Referentenentwurf der Anlageverordnung für Versicherungen erweitert das Anlageuniversum
Aktuell wird die dritte Änderung der Anlageverordnung für Versicherungen (AnlV) zwischen dem Bundesministerium für Finanzen (BMF) und der Versicherungsbranche abgestimmt. Am 25.07.2008 ist der aktuelle Referentenentwurf des BMF erschienen. Er sieht einige wichtige Änderungen der AnlV bezüglich der aktuellen Fassung vor:
Die wichtigsten Änderungen sind die Loslösung von Rohstoffanlagen an Hedgefonds. Der Referentenentwurf sieht hier eine eigenständige 5% Grenze für Rohstoffanlagen vor. Weiterhin soll eine Aufstockung der Quote für Kapitalanlagen in nicht notierte Beteiligungen von 10% auf 15% erfolgen. In diesem Zusammenhang soll auch die Beteiligungshöchstgrenze von 10% an einem solchen Unternehmen aufgegeben werden.
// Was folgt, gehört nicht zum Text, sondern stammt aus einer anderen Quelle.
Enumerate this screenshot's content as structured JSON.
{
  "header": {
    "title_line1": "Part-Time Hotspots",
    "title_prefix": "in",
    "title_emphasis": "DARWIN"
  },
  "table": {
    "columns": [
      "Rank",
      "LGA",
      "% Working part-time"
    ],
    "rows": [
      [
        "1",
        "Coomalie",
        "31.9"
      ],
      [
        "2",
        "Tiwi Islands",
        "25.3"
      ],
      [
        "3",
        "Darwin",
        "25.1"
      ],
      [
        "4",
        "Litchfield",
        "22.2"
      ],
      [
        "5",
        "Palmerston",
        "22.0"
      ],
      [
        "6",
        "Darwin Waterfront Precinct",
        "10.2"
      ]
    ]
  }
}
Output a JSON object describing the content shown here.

Als neue Beteiligungsgrenze ist eine Limitierung auf 1% des gebunden Vermögens der Versicherung vorgesehen.
Schließlich sollen nicht notierte Forderungen aus nachrangigen Verbindlichkeiten und nicht notierte Genussrechte nur noch auf die 35 % Grenze für Risikokapitalanlagen angerechnet werden, nicht aber auf die Mischgrenze für Beteiligungen.
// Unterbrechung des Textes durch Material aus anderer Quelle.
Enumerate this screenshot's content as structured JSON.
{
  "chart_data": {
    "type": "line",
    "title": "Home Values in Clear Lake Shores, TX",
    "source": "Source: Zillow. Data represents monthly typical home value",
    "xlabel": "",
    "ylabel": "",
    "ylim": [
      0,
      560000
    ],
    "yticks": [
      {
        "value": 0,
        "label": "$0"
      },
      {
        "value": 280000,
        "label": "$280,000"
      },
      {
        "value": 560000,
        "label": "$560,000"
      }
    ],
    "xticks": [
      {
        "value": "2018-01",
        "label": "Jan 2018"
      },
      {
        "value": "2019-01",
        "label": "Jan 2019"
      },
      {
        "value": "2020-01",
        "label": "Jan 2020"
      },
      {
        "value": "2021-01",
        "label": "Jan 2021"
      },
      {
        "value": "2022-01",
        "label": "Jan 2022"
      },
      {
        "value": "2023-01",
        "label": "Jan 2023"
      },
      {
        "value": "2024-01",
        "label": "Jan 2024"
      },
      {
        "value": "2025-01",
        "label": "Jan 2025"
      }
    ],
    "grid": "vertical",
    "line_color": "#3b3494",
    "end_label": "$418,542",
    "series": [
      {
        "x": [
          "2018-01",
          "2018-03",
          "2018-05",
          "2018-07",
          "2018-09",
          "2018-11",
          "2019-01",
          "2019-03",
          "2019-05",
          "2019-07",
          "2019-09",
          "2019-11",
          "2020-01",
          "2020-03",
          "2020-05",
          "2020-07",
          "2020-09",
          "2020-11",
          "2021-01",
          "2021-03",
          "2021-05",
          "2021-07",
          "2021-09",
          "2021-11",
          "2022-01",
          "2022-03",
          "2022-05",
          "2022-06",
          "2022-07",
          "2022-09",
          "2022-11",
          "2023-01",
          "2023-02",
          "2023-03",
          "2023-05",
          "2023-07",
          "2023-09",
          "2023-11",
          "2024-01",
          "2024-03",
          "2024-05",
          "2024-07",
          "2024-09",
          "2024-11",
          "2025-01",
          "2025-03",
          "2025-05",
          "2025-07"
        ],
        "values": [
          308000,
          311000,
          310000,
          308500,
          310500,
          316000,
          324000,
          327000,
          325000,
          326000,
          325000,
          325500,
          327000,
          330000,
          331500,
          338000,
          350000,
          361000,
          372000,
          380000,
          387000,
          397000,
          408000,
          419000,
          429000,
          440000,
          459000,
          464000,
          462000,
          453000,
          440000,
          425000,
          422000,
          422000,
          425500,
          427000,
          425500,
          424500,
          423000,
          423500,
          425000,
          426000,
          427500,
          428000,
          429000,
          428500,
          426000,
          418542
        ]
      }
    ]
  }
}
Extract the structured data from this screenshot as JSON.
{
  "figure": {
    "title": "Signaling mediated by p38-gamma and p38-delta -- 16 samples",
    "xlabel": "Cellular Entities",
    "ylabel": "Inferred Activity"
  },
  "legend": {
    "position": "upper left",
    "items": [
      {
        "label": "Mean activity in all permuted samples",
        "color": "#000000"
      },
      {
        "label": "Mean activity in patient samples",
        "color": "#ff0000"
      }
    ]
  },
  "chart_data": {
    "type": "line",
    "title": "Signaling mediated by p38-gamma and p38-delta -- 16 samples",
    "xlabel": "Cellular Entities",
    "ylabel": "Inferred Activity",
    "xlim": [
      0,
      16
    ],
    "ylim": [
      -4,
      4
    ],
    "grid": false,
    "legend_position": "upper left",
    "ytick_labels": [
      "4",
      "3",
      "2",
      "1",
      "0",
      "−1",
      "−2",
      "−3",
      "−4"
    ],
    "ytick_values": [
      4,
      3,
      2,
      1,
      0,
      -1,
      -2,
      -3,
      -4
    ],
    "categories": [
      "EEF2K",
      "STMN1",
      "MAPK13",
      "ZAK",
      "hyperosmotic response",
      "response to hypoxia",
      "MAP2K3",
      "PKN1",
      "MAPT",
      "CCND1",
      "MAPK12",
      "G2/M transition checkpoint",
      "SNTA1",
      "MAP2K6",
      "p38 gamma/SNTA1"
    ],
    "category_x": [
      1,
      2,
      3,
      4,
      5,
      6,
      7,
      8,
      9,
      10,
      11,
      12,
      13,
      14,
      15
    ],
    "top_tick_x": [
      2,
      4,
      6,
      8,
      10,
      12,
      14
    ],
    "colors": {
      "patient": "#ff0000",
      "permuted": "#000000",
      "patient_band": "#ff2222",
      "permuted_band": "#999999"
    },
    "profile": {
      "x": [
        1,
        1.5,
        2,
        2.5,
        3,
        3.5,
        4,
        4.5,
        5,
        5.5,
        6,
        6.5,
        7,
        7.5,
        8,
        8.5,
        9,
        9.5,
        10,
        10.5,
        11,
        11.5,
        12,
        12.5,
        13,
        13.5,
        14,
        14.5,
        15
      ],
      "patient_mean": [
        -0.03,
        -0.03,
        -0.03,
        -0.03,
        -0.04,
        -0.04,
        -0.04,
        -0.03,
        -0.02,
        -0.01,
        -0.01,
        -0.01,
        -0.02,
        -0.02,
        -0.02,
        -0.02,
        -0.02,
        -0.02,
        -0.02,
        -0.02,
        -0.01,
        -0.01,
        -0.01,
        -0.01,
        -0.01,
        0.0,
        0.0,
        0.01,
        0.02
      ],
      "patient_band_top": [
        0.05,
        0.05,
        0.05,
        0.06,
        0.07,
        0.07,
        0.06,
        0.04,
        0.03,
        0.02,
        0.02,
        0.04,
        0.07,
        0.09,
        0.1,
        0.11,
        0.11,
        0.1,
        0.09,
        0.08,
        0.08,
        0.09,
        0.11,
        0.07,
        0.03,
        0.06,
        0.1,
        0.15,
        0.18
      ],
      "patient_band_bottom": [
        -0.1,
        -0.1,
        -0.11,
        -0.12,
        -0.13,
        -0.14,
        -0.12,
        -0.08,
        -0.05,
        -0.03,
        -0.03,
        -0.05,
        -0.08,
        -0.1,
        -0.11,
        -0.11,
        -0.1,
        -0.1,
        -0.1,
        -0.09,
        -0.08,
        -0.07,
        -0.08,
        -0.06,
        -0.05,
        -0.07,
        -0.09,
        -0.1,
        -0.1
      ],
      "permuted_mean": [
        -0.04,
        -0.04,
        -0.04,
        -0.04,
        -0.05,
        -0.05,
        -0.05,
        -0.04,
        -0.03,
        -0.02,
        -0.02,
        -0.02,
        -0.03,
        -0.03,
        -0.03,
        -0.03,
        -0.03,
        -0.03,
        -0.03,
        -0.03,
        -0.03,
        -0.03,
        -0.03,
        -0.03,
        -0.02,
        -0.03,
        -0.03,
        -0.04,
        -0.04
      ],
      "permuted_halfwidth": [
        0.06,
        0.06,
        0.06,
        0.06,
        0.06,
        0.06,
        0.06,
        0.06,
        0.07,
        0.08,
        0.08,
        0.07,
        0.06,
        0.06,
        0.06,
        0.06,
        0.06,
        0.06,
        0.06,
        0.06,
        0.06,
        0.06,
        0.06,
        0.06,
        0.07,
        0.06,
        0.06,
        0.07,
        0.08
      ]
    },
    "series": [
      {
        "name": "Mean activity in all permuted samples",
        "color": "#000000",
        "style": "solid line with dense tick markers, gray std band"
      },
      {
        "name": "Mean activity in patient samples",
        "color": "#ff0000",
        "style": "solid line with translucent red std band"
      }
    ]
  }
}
Ebenfalls sieht der Referentenentwurf eine Erweiterung des Anlageuniversums durch stärkeres Abstellen auf die Vollmitgliedschaft in der OECD vor. Das hat vor allem für Private Equity, Real Estate und Infrastruktur Fonds aus den USA Bedeutung.
Bei Immobiliengesellschaften soll die 3-Objekte-Grenze fallen. Zudem werden Gesellschafterdarlehen an Immobiliengesellschaften zugelassen. Das erleichtert die Strukturierung von Real Estate Fonds. Die Darlehen sollen in die Immobilienquote von 25% einbezogen werden.